A new combination of experimental drugs may help treat malignant peripheral nerve sheath tumors (MPNST) with fewer harmful side effects, according to preliminary animal studies led by investigators at Johns Hopkins.
The study, published in the journal Molecular Cancer Therapeutics, shows that combining an experimental drug that blocks the metabolism of the amino acid glutamine with a second experimental drug that blocks recycling of purines (building blocks of the genetic material DNA and RNA that tumors need to proliferate) reduced the size of peripheral nerve sheath tumors in mice and increased their rates of survival. The combination was less toxic than previously tested drug combinations.
“Using these broadly active metabolic inhibitors can help us better understand how these tumors are using nutrients to build what they need to make more tumor cells,” says lead study author Kathryn Lemberg, MD, PhD, an assistant professor of oncology at Johns Hopkins.
Malignant peripheral nerve sheath tumors are highly aggressive soft-tissue sarcomas that arise from neural tissues and carry a poor prognosis. Individuals with the neurofibromatosis type 1 (NF1) have an elevated risk of these cancers.
In earlier studies, the research team developed the glutamine amidotransferase inhibitor JHU395 and found that it partially impeded tumor growth in preclinical models of MPNST. It acts by inhibiting de novo purine synthesis in human MPNST cells and murine tumors with partial decreases in purine monophosphates. However, with JHU395 treatment, the tumors can still access purine by a recycling or salvage pathway.
“Based on prior studies showing enhanced efficacy when glutamine amidotransferase inhibition was combined with the antimetabolite 6-mercaptopurine (6-MP), we hypothesized that such a combination would be efficacious in MPNST,” the authors write.
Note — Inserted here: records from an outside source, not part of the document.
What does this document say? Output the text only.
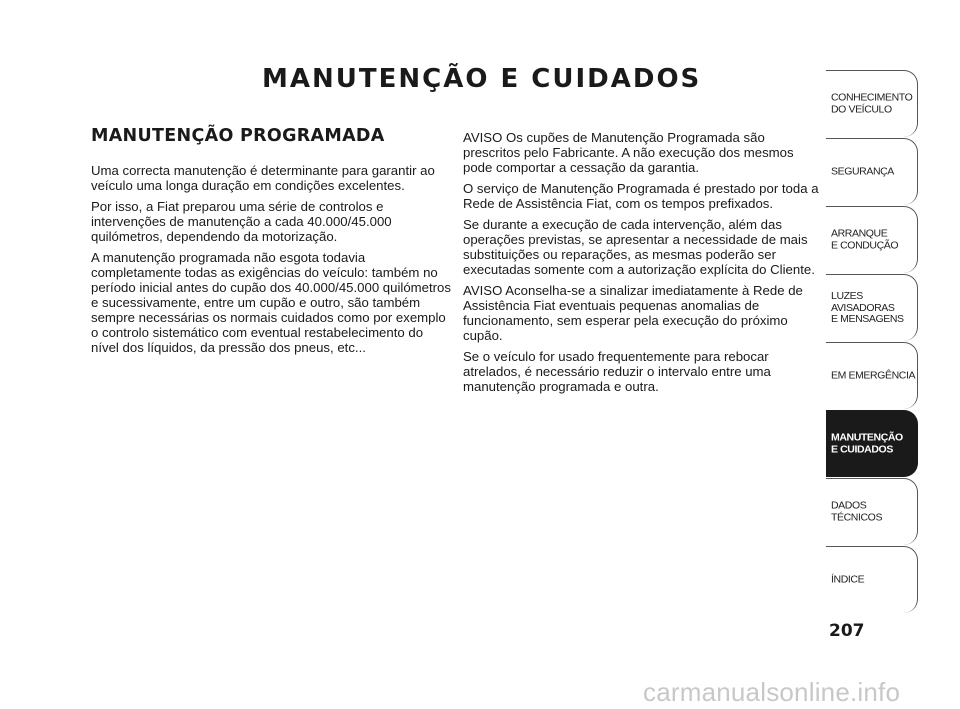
MANUTENÇÃO E CUIDADOS
MANUTENÇÃO PROGRAMADA

Uma correcta manutenção é determinante para garantir ao veículo uma longa duração em condições excelentes.

Por isso, a Fiat preparou uma série de controlos e intervenções de manutenção a cada 40.000/45.000 quilómetros, dependendo da motorização.

A manutenção programada não esgota todavia completamente todas as exigências do veículo: também no período inicial antes do cupão dos 40.000/45.000 quilómetros e sucessivamente, entre um cupão e outro, são também sempre necessárias os normais cuidados como por exemplo o controlo sistemático com eventual restabelecimento do nível dos líquidos, da pressão dos pneus, etc...

AVISO Os cupões de Manutenção Programada são prescritos pelo Fabricante. A não execução dos mesmos pode comportar a cessação da garantia.

O serviço de Manutenção Programada é prestado por toda a Rede de Assistência Fiat, com os tempos prefixados.

Se durante a execução de cada intervenção, além das operações previstas, se apresentar a necessidade de mais substituições ou reparações, as mesmas poderão ser executadas somente com a autorização explícita do Cliente.

AVISO Aconselha-se a sinalizar imediatamente à Rede de Assistência Fiat eventuais pequenas anomalias de funcionamento, sem esperar pela execução do próximo cupão.

Se o veículo for usado frequentemente para rebocar atrelados, é necessário reduzir o intervalo entre uma manutenção programada e outra.

CONHECIMENTO
DO VEÍCULO
SEGURANÇA
ARRANQUE
E CONDUÇÃO
LUZES
AVISADORAS
E MENSAGENS
EM EMERGÊNCIA
MANUTENÇÃO
E CUIDADOS
DADOS
TÉCNICOS
ÍNDICE
207
carmanualsonline.info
But the combination produces known liver and gastrointestinal toxicity. Given that, the team mission was to identify a more efficient and better-tolerated drug candidate that also targets the purine salvage pathway.
Ultimately, the team developed Pro-905, an alternate purine salvage-blocking prodrug, for that purpose and discovered that it effectively prevented the incorporation of purine salvage substrates into nucleic acids and inhibited colony formation of human MPNST cells. In addition, Pro-905 inhibited MPNST growth and was well-tolerated in both human patient-derived xenograft and murine MPNST models.
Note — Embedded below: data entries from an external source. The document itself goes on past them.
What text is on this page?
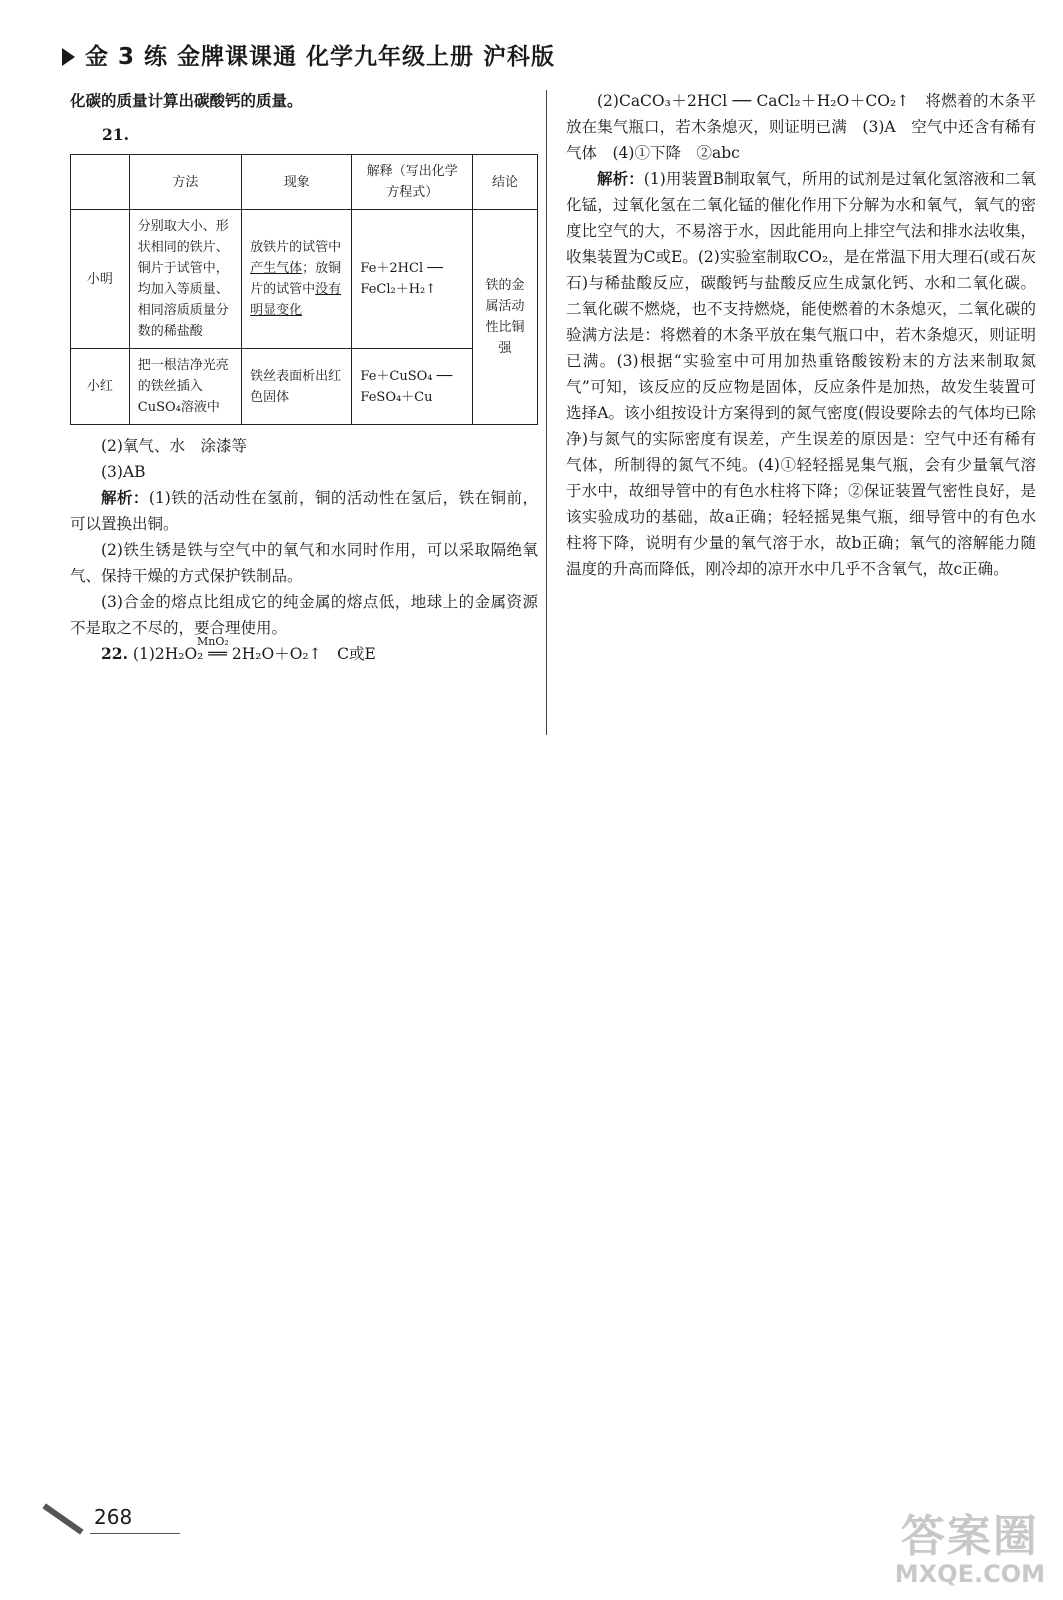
金 3 练 金牌课课通 化学九年级上册 沪科版

化碳的质量计算出碳酸钙的质量。

21.
	方法	现象	解释（写出化学方程式）	结论
小明	分别取大小、形状相同的铁片、铜片于试管中，均加入等质量、相同溶质质量分数的稀盐酸	放铁片的试管中产生气体；放铜片的试管中没有明显变化	Fe＋2HCl ── FeCl₂＋H₂↑	铁的金属活动性比铜强
小红	把一根洁净光亮的铁丝插入CuSO₄溶液中	铁丝表面析出红色固体	Fe＋CuSO₄ ── FeSO₄＋Cu	

(2)氧气、水　涂漆等

(3)AB

解析：(1)铁的活动性在氢前，铜的活动性在氢后，铁在铜前，可以置换出铜。

(2)铁生锈是铁与空气中的氧气和水同时作用，可以采取隔绝氧气、保持干燥的方式保护铁制品。

(3)合金的熔点比组成它的纯金属的熔点低，地球上的金属资源不是取之不尽的，要合理使用。

22.
MnO₂
(1)2H₂O₂ ══ 2H₂O＋O₂↑　C或E

(2)CaCO₃＋2HCl ── CaCl₂＋H₂O＋CO₂↑　将燃着的木条平放在集气瓶口，若木条熄灭，则证明已满　(3)A　空气中还含有稀有气体　(4)①下降　②abc

解析：(1)用装置B制取氧气，所用的试剂是过氧化氢溶液和二氧化锰，过氧化氢在二氧化锰的催化作用下分解为水和氧气，氧气的密度比空气的大，不易溶于水，因此能用向上排空气法和排水法收集，收集装置为C或E。(2)实验室制取CO₂，是在常温下用大理石(或石灰石)与稀盐酸反应，碳酸钙与盐酸反应生成氯化钙、水和二氧化碳。二氧化碳不燃烧，也不支持燃烧，能使燃着的木条熄灭，二氧化碳的验满方法是：将燃着的木条平放在集气瓶口中，若木条熄灭，则证明已满。(3)根据“实验室中可用加热重铬酸铵粉末的方法来制取氮气”可知，该反应的反应物是固体，反应条件是加热，故发生装置可选择A。该小组按设计方案得到的氮气密度(假设要除去的气体均已除净)与氮气的实际密度有误差，产生误差的原因是：空气中还有稀有气体，所制得的氮气不纯。(4)①轻轻摇晃集气瓶，会有少量氧气溶于水中，故细导管中的有色水柱将下降；②保证装置气密性良好，是该实验成功的基础，故a正确；轻轻摇晃集气瓶，细导管中的有色水柱将下降，说明有少量的氧气溶于水，故b正确；氧气的溶解能力随温度的升高而降低，刚冷却的凉开水中几乎不含氧气，故c正确。

268	答案圈
MXQE.COM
When combined with JHU395, Pro-905 enhanced the colony formation inhibitory potency of JHU395 in human MPNST cells. In mouse models of the condition, they found that Pro-905 in combination with JHU395 reduced tumor growth more effectively than 6-MP and with less toxicity.
The authors conclude that the dual inhibition of the de novo and purine salvage pathways in preclinical models with JHU395 and Pro-905 may safely be used to enhance therapeutic efficacy against MPNST.
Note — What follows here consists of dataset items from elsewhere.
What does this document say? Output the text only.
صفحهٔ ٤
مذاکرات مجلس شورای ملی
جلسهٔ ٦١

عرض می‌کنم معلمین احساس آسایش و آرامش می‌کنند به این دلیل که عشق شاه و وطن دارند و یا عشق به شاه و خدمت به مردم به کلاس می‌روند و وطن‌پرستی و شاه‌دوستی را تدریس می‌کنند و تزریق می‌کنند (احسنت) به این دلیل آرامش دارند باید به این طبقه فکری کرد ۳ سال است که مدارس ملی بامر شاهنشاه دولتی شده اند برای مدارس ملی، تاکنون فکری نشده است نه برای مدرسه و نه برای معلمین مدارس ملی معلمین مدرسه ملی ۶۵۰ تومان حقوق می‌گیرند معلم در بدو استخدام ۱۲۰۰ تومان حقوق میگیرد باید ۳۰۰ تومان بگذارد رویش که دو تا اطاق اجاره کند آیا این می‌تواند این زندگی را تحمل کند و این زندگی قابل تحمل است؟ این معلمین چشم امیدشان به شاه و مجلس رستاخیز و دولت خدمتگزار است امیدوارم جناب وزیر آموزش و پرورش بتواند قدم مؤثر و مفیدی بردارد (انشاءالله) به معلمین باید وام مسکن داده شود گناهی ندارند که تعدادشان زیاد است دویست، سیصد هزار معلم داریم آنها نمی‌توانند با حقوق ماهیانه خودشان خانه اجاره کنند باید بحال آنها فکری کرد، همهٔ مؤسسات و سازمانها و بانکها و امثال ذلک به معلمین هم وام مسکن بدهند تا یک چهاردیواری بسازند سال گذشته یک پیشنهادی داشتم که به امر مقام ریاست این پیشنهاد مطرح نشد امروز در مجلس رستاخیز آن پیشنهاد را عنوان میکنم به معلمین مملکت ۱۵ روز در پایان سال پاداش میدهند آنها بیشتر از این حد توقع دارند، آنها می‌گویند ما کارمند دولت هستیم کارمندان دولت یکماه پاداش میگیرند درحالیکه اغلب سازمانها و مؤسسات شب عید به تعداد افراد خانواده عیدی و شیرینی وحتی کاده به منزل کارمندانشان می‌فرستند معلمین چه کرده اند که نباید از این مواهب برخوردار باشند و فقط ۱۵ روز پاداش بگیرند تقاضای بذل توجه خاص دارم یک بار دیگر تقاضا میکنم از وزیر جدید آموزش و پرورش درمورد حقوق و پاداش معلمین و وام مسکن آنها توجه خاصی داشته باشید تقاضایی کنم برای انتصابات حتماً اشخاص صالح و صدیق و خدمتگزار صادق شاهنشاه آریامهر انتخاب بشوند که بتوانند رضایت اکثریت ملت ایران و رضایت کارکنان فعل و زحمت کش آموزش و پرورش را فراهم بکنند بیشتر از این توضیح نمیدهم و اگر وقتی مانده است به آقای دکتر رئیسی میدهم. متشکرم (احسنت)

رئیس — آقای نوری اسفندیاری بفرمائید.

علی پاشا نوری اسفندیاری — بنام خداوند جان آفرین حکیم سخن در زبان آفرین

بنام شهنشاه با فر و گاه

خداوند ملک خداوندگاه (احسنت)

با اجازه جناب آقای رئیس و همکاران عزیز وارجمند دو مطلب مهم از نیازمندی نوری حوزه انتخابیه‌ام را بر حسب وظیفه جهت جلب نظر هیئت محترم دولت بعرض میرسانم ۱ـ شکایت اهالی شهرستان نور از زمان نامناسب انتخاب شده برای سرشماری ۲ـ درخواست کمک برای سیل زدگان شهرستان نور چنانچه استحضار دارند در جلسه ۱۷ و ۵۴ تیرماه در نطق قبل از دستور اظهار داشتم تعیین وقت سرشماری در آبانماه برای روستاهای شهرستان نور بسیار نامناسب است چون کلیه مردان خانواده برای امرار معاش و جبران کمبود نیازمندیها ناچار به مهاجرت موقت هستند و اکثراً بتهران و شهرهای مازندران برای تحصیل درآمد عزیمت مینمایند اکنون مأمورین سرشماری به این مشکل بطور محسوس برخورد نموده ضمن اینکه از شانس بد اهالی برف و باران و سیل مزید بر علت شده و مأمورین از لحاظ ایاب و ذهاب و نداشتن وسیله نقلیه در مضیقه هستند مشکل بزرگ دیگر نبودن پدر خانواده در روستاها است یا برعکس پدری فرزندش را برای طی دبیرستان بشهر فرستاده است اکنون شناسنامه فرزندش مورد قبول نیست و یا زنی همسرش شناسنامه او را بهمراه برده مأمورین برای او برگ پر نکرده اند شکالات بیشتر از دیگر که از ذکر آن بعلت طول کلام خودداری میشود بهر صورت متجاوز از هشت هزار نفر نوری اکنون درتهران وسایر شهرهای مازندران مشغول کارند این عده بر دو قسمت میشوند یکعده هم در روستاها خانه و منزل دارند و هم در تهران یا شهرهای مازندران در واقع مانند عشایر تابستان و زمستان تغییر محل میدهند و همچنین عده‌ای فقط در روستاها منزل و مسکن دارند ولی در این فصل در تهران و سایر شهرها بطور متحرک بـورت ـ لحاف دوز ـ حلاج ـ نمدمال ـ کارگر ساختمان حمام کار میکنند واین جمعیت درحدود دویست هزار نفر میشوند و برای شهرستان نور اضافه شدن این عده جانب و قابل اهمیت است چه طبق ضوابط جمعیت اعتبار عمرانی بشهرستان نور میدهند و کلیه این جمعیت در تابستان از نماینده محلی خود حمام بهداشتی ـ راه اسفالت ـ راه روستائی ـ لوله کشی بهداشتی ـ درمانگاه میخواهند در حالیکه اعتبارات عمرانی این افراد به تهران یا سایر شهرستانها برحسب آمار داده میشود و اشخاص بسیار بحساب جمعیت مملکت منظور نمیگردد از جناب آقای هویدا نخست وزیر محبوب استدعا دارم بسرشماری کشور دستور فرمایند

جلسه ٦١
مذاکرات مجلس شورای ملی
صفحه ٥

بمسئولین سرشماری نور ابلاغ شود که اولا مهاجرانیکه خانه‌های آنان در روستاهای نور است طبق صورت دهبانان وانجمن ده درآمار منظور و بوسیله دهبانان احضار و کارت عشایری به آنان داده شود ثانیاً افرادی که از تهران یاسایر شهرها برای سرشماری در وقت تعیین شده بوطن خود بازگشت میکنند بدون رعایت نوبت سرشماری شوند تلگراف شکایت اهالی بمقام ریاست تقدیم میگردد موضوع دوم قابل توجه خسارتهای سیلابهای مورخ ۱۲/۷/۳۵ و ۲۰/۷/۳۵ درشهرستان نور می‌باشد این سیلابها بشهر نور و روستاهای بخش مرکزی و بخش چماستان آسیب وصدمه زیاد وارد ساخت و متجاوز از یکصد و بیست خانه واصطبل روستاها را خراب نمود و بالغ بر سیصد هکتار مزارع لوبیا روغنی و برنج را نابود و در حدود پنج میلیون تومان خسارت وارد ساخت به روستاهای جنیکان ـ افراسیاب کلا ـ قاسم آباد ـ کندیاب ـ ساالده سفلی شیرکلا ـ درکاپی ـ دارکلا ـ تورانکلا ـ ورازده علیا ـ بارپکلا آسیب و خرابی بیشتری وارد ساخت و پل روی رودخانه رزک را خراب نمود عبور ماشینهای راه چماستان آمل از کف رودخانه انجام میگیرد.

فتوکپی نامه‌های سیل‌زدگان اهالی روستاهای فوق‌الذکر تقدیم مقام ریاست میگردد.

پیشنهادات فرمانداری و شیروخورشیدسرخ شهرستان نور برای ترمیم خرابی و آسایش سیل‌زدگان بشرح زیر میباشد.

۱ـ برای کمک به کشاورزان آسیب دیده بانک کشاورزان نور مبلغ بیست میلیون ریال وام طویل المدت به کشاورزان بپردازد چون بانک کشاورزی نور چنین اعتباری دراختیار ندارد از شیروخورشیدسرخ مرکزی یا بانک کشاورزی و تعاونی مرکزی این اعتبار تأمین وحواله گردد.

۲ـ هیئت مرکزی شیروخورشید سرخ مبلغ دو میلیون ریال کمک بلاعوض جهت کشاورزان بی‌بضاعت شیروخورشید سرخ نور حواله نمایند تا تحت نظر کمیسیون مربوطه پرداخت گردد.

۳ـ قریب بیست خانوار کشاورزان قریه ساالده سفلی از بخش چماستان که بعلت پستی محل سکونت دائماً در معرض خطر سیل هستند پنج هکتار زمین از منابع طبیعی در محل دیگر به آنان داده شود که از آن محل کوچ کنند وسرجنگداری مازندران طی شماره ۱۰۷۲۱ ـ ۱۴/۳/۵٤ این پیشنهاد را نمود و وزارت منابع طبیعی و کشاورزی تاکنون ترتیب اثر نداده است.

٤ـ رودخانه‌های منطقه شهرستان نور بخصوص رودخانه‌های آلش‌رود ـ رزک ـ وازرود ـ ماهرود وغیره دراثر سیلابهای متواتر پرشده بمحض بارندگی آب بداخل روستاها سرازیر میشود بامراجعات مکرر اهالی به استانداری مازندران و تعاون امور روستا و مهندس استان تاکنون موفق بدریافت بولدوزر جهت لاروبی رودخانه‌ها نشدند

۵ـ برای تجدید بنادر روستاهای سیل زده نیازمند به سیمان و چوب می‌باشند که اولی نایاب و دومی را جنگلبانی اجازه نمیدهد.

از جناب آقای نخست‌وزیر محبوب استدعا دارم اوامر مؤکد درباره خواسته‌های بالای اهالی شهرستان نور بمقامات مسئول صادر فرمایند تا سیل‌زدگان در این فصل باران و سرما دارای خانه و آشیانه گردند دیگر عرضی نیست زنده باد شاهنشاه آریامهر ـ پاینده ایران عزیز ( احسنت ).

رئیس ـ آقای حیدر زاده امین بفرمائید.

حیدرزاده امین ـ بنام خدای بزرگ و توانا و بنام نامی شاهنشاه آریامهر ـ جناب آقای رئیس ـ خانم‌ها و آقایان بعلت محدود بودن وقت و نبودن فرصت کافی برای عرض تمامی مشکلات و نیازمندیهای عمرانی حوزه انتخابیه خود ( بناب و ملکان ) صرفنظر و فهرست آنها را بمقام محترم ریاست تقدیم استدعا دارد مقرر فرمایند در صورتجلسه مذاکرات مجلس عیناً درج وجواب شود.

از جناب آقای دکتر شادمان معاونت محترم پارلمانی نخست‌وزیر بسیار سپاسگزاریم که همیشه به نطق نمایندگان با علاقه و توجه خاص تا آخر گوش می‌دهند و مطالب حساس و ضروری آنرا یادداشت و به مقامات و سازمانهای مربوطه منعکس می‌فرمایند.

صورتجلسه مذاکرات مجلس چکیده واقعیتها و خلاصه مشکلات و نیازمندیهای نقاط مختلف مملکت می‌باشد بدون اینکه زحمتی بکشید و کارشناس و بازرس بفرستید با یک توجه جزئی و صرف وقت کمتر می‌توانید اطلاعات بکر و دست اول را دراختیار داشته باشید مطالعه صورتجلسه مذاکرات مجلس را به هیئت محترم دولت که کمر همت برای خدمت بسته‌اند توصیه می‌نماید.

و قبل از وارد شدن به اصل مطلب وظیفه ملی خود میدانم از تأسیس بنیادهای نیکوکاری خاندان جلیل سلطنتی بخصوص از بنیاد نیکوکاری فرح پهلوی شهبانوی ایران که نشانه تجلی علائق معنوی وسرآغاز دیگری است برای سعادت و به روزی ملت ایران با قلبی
Looking ahead, the research team plans to study this experimental drug combination in other types of tumors that use similar pathways to grow. They also want to evaluate whether this combination might be effective in clinical studies involving patients with malignant peripheral nerve sheath tumors or if Pro-905 might be used as maintenance therapy to prevent tumor regrowth, as 6-MP is.